Acidum Nitricum Injeel Forte ® is indicated to improve oxygenation and reduce the need for extracorporeal membrane oxygenation in term and near-term (>34 weeks gestation) neonates with hypoxic respiratory failure associated with clinical or echocardiographic evidence of pulmonary hypertension in conjunction with ventilatory support and other appropriate agents.
Acidum Nitricum Injeel Forte is a vasodilator indicated to improve oxygenation and reduce the need for extracorporeal membrane oxygenation in term and near-term (>34 weeks gestation) neonates with hypoxic respiratory failure associated with clinical or echocardiographic evidence of pulmonary hypertension in conjunction with ventilatory support and other appropriate agents.
The recommended dose is 20 ppm, maintained for up to 14 days or until the underlying oxygen desaturation has resolved.
Doses greater than 20 ppm are not recommended (2.1, 5.2)
Administration:
Term and near-term neonates with hypoxic respiratory failure
The recommended dose of Acidum Nitricum Injeel Forte is 20 ppm. Maintain treatment up to 14 days or until the underlying oxygen desaturation has resolved and the neonate is ready to be weaned from Acidum Nitricum Injeel Forte therapy.
Doses greater than 20 ppm are not recommended .

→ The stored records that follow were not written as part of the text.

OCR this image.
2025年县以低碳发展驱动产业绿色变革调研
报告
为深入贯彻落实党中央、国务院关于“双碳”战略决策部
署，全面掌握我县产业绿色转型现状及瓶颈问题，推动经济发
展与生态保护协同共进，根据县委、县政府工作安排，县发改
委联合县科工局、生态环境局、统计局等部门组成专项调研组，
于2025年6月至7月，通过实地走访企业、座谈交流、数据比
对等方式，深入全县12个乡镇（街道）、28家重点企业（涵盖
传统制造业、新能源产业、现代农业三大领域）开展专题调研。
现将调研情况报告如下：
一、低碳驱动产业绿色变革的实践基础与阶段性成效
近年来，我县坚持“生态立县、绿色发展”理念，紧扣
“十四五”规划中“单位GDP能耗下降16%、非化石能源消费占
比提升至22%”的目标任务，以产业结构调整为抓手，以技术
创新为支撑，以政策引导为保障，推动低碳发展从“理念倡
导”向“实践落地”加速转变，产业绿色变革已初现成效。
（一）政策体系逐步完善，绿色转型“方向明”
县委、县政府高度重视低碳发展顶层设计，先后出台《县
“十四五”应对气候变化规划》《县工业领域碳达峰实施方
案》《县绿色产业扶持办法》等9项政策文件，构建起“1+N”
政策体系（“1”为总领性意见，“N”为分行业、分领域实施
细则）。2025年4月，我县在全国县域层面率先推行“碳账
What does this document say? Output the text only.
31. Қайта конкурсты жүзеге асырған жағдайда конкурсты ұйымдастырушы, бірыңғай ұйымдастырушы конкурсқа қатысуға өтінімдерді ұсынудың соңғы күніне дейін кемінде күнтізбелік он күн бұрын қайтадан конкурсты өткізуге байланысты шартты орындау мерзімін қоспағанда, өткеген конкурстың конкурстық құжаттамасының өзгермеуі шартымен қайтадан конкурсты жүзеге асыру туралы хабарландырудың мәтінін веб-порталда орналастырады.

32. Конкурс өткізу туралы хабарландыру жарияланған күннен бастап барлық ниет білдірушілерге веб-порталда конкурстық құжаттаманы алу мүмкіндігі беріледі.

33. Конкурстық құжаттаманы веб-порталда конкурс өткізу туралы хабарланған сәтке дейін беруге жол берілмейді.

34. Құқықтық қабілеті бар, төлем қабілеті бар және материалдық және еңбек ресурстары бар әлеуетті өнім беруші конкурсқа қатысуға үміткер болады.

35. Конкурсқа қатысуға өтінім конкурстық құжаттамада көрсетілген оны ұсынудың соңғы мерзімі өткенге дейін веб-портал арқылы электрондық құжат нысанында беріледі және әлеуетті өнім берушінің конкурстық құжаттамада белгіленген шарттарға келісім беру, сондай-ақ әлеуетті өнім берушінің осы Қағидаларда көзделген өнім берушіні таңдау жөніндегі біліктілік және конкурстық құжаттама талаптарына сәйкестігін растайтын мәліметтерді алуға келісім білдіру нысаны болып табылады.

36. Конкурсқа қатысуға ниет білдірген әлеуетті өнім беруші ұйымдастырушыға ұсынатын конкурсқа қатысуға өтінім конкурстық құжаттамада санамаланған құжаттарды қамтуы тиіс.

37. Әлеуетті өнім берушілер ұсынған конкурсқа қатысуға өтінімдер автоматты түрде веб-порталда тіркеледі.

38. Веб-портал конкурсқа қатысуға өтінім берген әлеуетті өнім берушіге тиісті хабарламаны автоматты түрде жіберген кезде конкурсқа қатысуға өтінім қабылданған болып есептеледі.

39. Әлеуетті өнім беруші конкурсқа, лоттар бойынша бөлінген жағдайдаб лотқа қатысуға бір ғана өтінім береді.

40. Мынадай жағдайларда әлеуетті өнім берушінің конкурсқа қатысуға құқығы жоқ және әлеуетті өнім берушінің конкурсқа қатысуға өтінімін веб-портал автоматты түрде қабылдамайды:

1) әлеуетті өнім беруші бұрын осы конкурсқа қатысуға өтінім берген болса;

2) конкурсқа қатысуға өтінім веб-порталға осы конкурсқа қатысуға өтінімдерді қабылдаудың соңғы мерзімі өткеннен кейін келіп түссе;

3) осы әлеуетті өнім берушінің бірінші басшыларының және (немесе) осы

Training in Administration
The user of Acidum Nitricum Injeel Forte and Acidum Nitricum Injeel Forte Oxide Delivery Systems must satisfactorily complete a comprehensive periodic training program for health care professionals provided by the delivery system and drug manufacturers. Health professional staff that administers Acidum Nitricum Injeel Forte oxide therapy have access to supplier-provided 24 hour/365 days per year technical support on the delivery and administration of Acidum Nitricum Injeel Forte at 1-877-566-9466.
Acidum Nitricum Injeel Forte Oxide Delivery Systems
Acidum Nitricum Injeel Forte must be administered using a calibrated Acidum Nitricum Injeel Forte DSIR ® Acidum Nitricum Injeel Forte Oxide Delivery System. Only validated ventilator systems should be used in conjunction with Acidum Nitricum Injeel Forte. Consult the Acidum Nitricum Injeel Forte Oxide Delivery System label or call 1-877-566-9466/visit Acidum Nitricum Injeel Forte.com for a current list of validated systems.
Keep available a backup battery power supply and an independent reserve Acidum Nitricum Injeel Forte oxide delivery system to address power and system failures.
Monitoring
Measure methemoglobin within 4-8 hours after initiation of treatment with Acidum Nitricum Injeel Forte and periodically throughout treatment .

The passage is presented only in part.